Duchovny: Right, like you’re ungrateful in some way. Yes, I love The X-Files and I love Vancouver. Those things are true.
Can you talk about working in the severe weather conditions up in Canada?
Duchovny: You’re trying to trap me.
Anderson: Speaking of love/hate.
Duchovny:Take it away.
Anderson: This time around I didn’t have as much exposure to it as David did. Fortunately, Chris didn’t write those words in the script for Scully. But I was up there in Whistler and when I arrived it was about eighteen below. Fortunately it didn’t stay there for too long, but I was out there for probably a good couple of weeks, I guess. It’s beautiful, but it’s also exhausting.
Duchovny: Yeah. Let me try to say this in a way that just in quotation marks is going to get me in trouble. I had to work in one of the most beautiful ski resorts in the world for almost three weeks.
Pity me.
I think it’s hard sometimes. The logistics of it is if you’re out in the middle of nowhere and you’re running around in the freezing rain or the snow you don’t get a chance to go off and warm up in your trailer because you’re seeing so much that your trailer is on the other side of the town.
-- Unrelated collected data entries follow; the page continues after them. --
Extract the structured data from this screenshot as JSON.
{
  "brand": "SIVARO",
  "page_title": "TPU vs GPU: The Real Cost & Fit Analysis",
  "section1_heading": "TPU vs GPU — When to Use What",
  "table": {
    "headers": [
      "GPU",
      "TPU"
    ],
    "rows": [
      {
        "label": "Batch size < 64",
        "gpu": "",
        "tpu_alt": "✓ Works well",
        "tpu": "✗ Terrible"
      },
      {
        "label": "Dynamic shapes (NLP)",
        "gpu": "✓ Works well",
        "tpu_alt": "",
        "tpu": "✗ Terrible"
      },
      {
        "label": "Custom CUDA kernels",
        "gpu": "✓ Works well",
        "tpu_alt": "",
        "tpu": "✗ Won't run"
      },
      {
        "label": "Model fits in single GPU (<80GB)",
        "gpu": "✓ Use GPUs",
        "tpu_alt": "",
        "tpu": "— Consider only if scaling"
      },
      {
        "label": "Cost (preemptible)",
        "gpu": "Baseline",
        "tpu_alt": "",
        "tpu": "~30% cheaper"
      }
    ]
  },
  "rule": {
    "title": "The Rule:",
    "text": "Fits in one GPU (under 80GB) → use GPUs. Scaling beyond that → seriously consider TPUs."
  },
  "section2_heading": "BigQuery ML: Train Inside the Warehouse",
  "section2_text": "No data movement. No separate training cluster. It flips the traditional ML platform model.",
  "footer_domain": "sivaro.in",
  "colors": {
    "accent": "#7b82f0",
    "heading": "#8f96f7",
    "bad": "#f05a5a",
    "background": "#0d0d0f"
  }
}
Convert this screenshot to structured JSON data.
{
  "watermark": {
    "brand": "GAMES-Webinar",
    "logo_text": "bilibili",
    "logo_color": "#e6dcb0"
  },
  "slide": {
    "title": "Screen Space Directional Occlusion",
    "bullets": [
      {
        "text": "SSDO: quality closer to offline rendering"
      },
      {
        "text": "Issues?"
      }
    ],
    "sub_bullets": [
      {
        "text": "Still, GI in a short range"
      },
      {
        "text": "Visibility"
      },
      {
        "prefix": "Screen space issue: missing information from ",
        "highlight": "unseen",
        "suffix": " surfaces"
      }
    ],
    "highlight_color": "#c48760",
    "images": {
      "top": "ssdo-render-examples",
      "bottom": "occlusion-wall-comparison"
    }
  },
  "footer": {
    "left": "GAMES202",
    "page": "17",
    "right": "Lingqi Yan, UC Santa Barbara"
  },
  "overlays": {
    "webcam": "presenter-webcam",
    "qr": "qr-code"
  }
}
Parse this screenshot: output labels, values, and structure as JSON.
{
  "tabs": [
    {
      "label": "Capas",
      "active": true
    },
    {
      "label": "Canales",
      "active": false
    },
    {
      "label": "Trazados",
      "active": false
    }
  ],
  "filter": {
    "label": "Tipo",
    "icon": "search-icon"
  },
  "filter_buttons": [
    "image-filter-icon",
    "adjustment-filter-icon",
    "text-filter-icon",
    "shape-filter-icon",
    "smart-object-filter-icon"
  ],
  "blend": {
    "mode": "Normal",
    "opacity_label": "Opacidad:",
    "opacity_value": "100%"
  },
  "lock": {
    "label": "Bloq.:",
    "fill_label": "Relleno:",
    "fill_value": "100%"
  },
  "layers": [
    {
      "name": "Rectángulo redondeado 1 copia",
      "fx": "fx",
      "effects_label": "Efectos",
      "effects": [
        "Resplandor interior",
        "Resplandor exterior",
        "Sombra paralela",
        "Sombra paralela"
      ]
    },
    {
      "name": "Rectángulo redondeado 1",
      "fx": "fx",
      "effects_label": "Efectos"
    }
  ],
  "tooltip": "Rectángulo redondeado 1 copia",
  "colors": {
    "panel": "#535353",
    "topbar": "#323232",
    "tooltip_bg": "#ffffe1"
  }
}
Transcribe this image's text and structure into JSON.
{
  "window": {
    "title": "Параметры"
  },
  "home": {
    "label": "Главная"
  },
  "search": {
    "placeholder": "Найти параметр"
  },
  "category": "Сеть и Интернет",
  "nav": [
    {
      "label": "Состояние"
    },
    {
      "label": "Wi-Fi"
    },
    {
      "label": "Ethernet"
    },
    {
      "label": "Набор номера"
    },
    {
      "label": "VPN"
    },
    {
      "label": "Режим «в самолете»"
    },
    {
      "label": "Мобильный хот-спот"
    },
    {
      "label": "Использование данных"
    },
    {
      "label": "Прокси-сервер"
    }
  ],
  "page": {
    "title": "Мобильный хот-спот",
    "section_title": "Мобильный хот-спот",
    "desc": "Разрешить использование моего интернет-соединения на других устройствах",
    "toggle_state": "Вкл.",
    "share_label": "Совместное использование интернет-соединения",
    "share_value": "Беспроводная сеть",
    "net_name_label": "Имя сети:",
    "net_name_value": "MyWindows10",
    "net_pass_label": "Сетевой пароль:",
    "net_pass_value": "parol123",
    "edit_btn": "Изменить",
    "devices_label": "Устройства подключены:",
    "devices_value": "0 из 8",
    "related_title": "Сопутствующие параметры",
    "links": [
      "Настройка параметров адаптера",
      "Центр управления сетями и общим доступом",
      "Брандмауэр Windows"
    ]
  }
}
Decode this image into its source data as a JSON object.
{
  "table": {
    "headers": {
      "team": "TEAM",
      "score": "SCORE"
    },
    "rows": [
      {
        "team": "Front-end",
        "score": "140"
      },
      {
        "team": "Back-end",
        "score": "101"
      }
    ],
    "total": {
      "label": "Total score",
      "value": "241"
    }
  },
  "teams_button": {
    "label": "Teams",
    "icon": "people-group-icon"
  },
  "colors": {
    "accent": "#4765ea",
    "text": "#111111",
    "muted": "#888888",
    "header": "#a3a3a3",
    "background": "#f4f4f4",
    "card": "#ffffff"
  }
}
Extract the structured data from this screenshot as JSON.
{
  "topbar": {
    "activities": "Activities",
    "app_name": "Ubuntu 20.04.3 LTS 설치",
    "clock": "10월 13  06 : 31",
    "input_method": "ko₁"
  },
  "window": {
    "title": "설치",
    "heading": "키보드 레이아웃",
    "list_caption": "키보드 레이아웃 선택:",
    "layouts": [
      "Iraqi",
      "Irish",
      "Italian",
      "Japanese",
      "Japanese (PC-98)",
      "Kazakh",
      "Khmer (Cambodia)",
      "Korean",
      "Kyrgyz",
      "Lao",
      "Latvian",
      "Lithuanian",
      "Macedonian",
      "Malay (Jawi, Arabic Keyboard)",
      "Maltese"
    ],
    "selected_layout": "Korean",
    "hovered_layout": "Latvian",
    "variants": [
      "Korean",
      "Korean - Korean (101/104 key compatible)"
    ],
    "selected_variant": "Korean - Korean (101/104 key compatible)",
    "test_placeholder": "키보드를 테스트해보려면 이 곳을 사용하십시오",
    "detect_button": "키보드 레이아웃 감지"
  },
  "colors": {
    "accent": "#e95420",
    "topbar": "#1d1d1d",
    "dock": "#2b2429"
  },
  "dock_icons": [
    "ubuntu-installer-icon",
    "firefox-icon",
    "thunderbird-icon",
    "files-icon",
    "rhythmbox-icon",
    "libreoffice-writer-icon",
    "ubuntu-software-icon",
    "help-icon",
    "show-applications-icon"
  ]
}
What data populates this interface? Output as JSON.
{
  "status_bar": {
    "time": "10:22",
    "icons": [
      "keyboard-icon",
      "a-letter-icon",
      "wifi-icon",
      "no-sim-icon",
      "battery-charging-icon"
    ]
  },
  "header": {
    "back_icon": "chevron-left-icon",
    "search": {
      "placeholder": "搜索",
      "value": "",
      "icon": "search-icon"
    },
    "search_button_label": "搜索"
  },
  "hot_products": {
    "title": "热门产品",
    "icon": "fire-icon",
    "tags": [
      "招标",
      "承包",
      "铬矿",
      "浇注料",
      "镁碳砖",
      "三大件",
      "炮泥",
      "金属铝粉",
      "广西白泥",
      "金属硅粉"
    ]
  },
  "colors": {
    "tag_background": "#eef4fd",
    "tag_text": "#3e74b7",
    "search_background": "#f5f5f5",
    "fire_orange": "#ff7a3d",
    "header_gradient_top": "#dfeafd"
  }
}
So you are stuck in clothes that aren’t fitting for the environment for a long time. So, yeah, it’s a pain in the ass, but you just suck it up and it’s not going to be that long and your feet are cold… and your ass is cold… and your hands are cold and your muscles are pulling… You just suck it up.
Anderson: I think one of the more physically challenging aspects for me at the time were that there were a couple of scenes where we had quite a bit of dialogue and when you’re in that kind of weather and the wind is slightly blowing and the snow is coming down, your lips actually do freeze. They do. There were a couple of times that were reminiscent of the pilot. There was a scene in the pilot where we’re in this pouring forest rain that’s freezing and I’m screeching at him about one thing or another –
Duchovny: ‘You mean to say [arm gesture] Billy Miles [arm gesture] came here?!’
Anderson: Are you making fun of me?
Duchovny: No. I just remember it.
Anderson: I remember it too. It felt very much like that, but what was reminiscent was the fact that my mouth wouldn’t work. I had all this stuff to say and it just comes out as gobbledygook.
Duchovny: But when you see it on film it’s just gorgeous. You look at those big snow flakes coming down in the movie and it’s worth it.
Anderson: It’s beautiful.
Duchovny: You have to know that when you’re putting up with it, that if you’re experiencing this discomfort it’s probably going to look pretty good on film.
Anderson: If there’s pain involved.
Was the George Bush/J. Edgar Hoover thing scripted or did it just come about?
Duchovny: Yeah, that was completely scripted and that was an example of where I was trying to be what I thought was funny and Chris was like, ‘No. No.’
Anderson: Probably because he knew in the back of his mind that that little bit of music right there was going to be in there which kind of does the humor for it.
Duchovny: Yeah, so no. That was actually always in it and was written in, literally as George Bush and J. Edgar Hoover.
Anderson: We tried a few other versions of it.
Duchovny: Yeah, what did we do? I thought they were funny. It was funny. I can’t remember.
David, what’s your biggest fear?
Duchovny: Oh…. I don’t know. That changes on a daily basis.
Is there any chance, any hope in your heart, that you’ll end up with Larry Sanders?
Duchovny: That’s both my biggest hope and my biggest fear.